The survey - the first national report on a tool for teachers to rate their schools anonymously - has found that teachers are overwhelmingly positive about most aspects of their schools. For example, 84 per cent feel they "work in a safe and supportive environment".
But only 34 per cent of teachers in "communities of learning", which were set up by the former National Government to increase collaboration between schools, believe the communities are strengthening their own teaching.
Only 40 per cent say the communities of learning have even given them "opportunities to collaborate with other teachers".
Berhampore School principal Mark Potter, who represented the NZ Educational Institute (NZEI) on an advisory group for the survey tool, said the communities were not working because the system was imposed on schools by the Education Ministry.
"It was not designed for communities to collaborate. It was designed for one entity, the Ministry of Education, to impose its ideas on what schools should be doing."
The communities were the flagship of a National Government initiative, "Investing for Educational Success", which was originally budgeted at $359m over four years - although the budget was underspent because the communities were slow to form.
The 214 communities approved so far cover 1761 of the country's 2482 state and integrated schools, with 610,024 children.
However, Potter said the Education Ministry had to approve which schools joined communities, who led them, and their goals or "achievement challenges". All communities whose achievement challenges were approved before last year's election included challenges related to national standards.
Once achievement challenges were approved, communities were funded to appoint skilled teachers to work across and within schools to achieve their challenges.

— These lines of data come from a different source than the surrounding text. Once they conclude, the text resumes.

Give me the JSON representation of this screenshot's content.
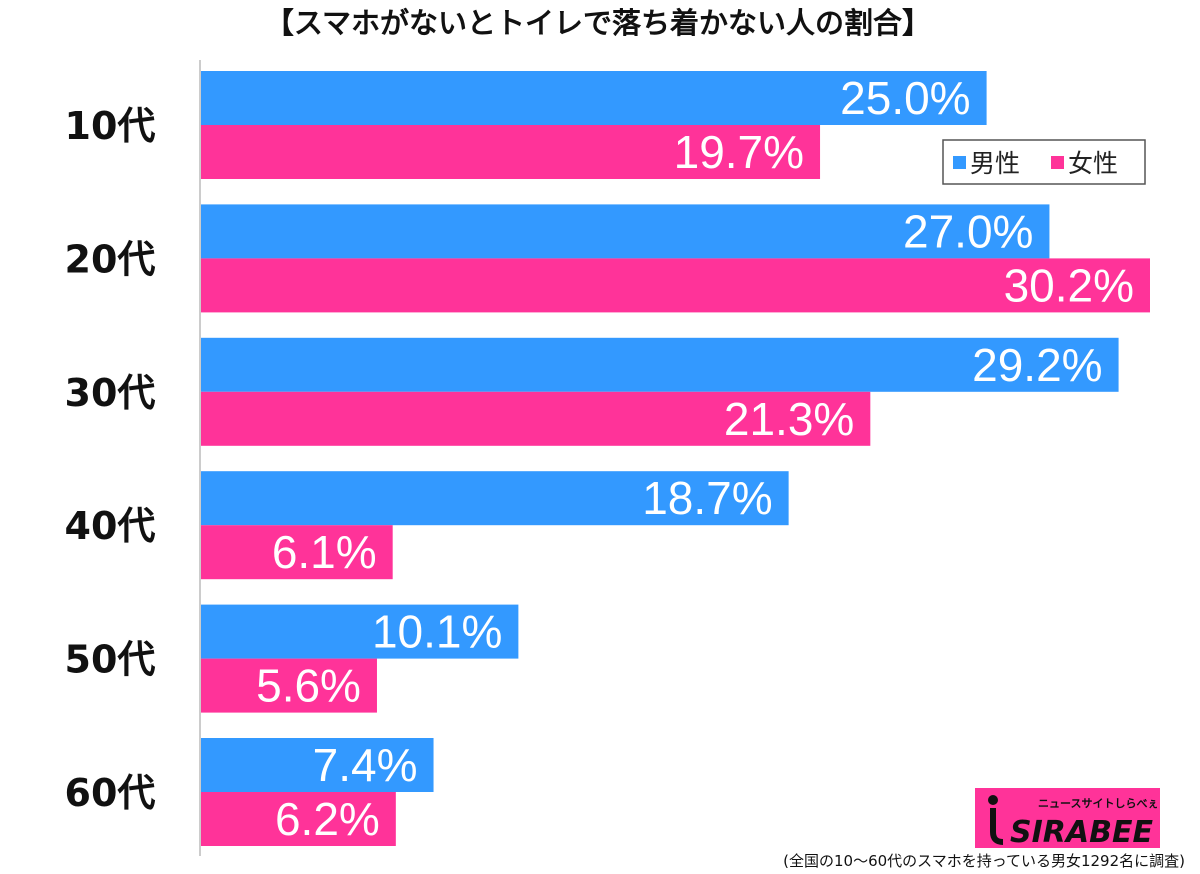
{
  "chart_data": {
    "type": "bar",
    "orientation": "horizontal",
    "title": "【スマホがないとトイレで落ち着かない人の割合】",
    "categories": [
      "10代",
      "20代",
      "30代",
      "40代",
      "50代",
      "60代"
    ],
    "series": [
      {
        "name": "男性",
        "color": "#3399ff",
        "values": [
          25.0,
          27.0,
          29.2,
          18.7,
          10.1,
          7.4
        ]
      },
      {
        "name": "女性",
        "color": "#ff3399",
        "values": [
          19.7,
          30.2,
          21.3,
          6.1,
          5.6,
          6.2
        ]
      }
    ],
    "value_suffix": "%",
    "xlim": [
      0,
      30.2
    ],
    "legend_position": "top-right",
    "grid": false,
    "footnote": "(全国の10〜60代のスマホを持っている男女1292名に調査)"
  },
  "logo": {
    "tagline": "ニュースサイトしらべぇ",
    "name": "SIRABEE",
    "color": "#ff3399"
  }
}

"Across NZEI and PPTA (Post Primary Teachers Association), we'd rather you put that money into special education than into paying a few teachers to go around telling other teachers how to do their job," Potter said.
The report on the survey tool is based on the first anonymous responses from 4355 teachers in 335 schools.
Most teachers were remarkably positive about their schools: 88 per cent said their schools "set high expectations for students", 76 per cent said "every student has challenging (stretch) learning goals", and 91 per cent said "we effectively include students in our classes whatever their needs, strengths and identities".
As expected, teachers were less enthusiastic about workload issues. But even there, 62 per cent said "teaching time is protected from unnecessary interruptions", and 54 per cent said "teachers have sufficient time to discuss student progress and plan teaching together".
A surprisingly high proportion of the teachers (43 per cent) were "team-teaching" either all the time (14 per cent) or some of the time (29 per cent).
This partly reflects a ministry drive for multi-teacher "modern learning environments", but Potter said it would also include classes that have one teacher for part of the week and another teacher for another part of the week, and team-teaching within conventional classrooms.
On average, team-teachers were more positive on many indicators than others. On including students of all needs, strengths and abilities, 69 per cent of those who always team-teach said this was "very like our school", compared with 56 per cent of those who don't team-teach.